I’ve turned towards suffering. I didn’t have a choice. I could stew - which I did my fair share of - or I could try to glean some kind of meaning from the suffering and beyond that: be grateful for it. I’ve lost some of that spark now, as being grateful for pain, trying to find the silver lining with every discomfort, ache, and bout of vomiting that leaves me in bed for the rest of the day is understandably difficult and exhausting. But I also know that to turn away from that pain is to turn away from all else that accompanies the pain: the goodness, the companionship, and Notre Dame football goddamnit.
Therefore, I am here. It is now 3:34AM (ahem, 6:34 AM) in Charlotte Douglas International Airport and the silver lining is this:
How lucky am I to have the resources to travel cross country to visit friends that I love (including the sweetest pup, Rolo) at a place that formed a large part of me? So freaking lucky. Thanks for the reminder, Kiera. Thanks for reading, friends.

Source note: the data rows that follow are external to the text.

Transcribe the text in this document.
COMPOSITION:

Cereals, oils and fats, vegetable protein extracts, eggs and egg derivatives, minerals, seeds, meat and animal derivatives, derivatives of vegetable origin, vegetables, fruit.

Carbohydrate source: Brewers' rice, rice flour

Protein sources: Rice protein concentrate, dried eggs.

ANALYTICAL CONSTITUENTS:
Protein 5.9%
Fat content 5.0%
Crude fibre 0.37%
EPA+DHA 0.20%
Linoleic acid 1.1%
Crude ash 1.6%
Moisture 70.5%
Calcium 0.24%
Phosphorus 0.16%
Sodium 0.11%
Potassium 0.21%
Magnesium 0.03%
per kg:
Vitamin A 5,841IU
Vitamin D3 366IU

Despite the urge to, I’m not going to apologize for who I’m showing up as today in this post or in South Bend. Part of my brain knows this long and weary post is the result of delusion and three-am-in-charlotte-douglas-international-airport brain, but bear with me. The writing willed itself here. And I listened.
Until next time,
Kiera
i too have been a victim of the charlotte douglas international airport. have fun in SB!!